The skill ingests aligned Ribo-seq reads (BAM) and transcript annotations to compute metagene profiles around annotated start codons. It groups reads by length, computes frame-specific counts, performs an FFT-based periodicity analysis to detect a dominant period of three nucleotides, and identifies P-site offsets that center the metagene peak on the start codon. Outputs include frame-colored metagene plots, periodicity power spectra, and a table of P-site offsets by read length.

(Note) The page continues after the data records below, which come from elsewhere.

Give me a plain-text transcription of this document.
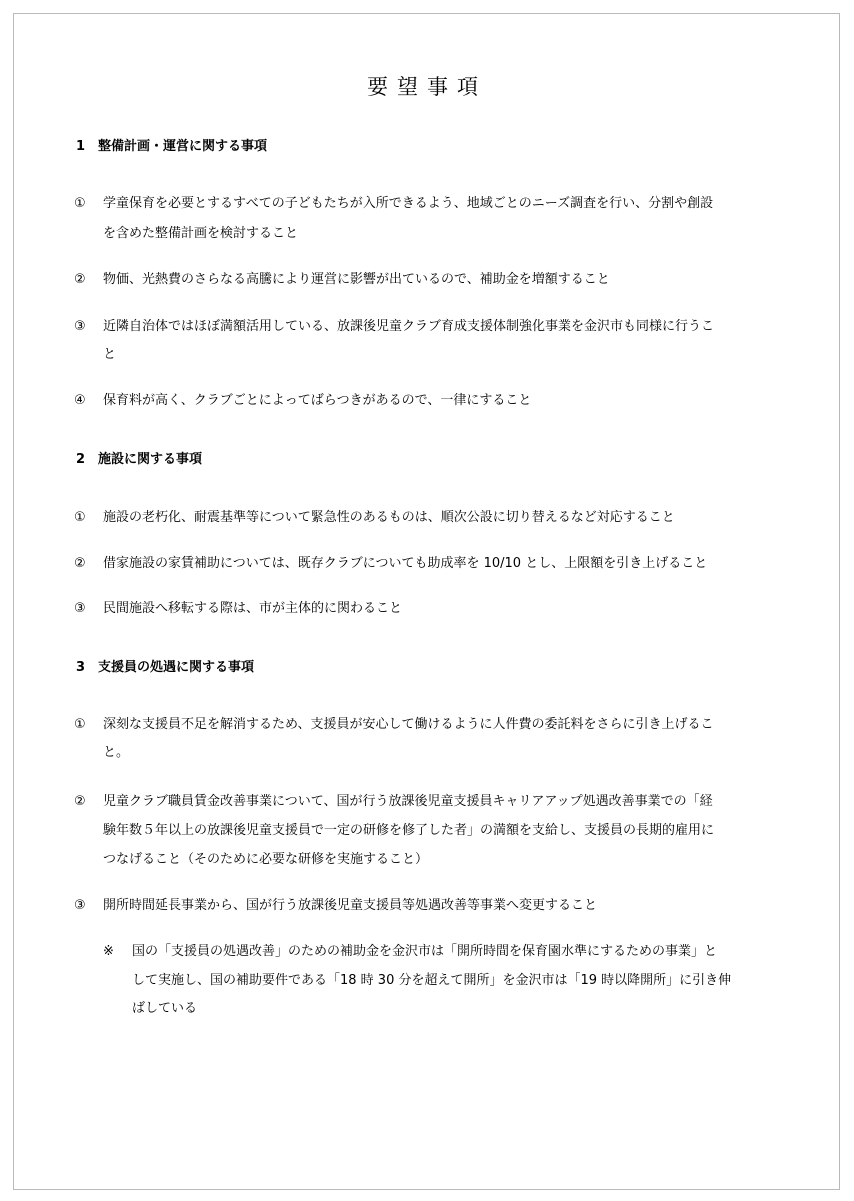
要望事項
1 整備計画・運営に関する事項
①	学童保育を必要とするすべての子どもたちが入所できるよう、地域ごとのニーズ調査を行い、分割や創設
を含めた整備計画を検討すること
②	物価、光熱費のさらなる高騰により運営に影響が出ているので、補助金を増額すること
③	近隣自治体ではほぼ満額活用している、放課後児童クラブ育成支援体制強化事業を金沢市も同様に行うこ
と
④	保育料が高く、クラブごとによってばらつきがあるので、一律にすること
2 施設に関する事項
①	施設の老朽化、耐震基準等について緊急性のあるものは、順次公設に切り替えるなど対応すること
②	借家施設の家賃補助については、既存クラブについても助成率を 10/10 とし、上限額を引き上げること
③	民間施設へ移転する際は、市が主体的に関わること
3 支援員の処遇に関する事項
①	深刻な支援員不足を解消するため、支援員が安心して働けるように人件費の委託料をさらに引き上げるこ
と。
②	児童クラブ職員賃金改善事業について、国が行う放課後児童支援員キャリアアップ処遇改善事業での「経
験年数５年以上の放課後児童支援員で一定の研修を修了した者」の満額を支給し、支援員の長期的雇用に
つなげること（そのために必要な研修を実施すること）
③	開所時間延長事業から、国が行う放課後児童支援員等処遇改善等事業へ変更すること
※	国の「支援員の処遇改善」のための補助金を金沢市は「開所時間を保育園水準にするための事業」と
して実施し、国の補助要件である「18 時 30 分を超えて開所」を金沢市は「19 時以降開所」に引き伸
ばしている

What read depth is needed to assess periodicity reliably?
Per read-length analysis typically requires thousands of reads (commonly >1000) to produce stable metagene profiles and FFT signals.
How do I choose the P-site offset for a read length?
Identify the offset that aligns the metagene peak with the annotated start codon; common offsets are ~12–15 nt for 28–32 nt footprints, but verify per dataset.
Can I trust automated tools instead of this analysis?
Automated tools like RiboCode provide independent validation, but visual metagenes and per-length checks are recommended to confirm automated results.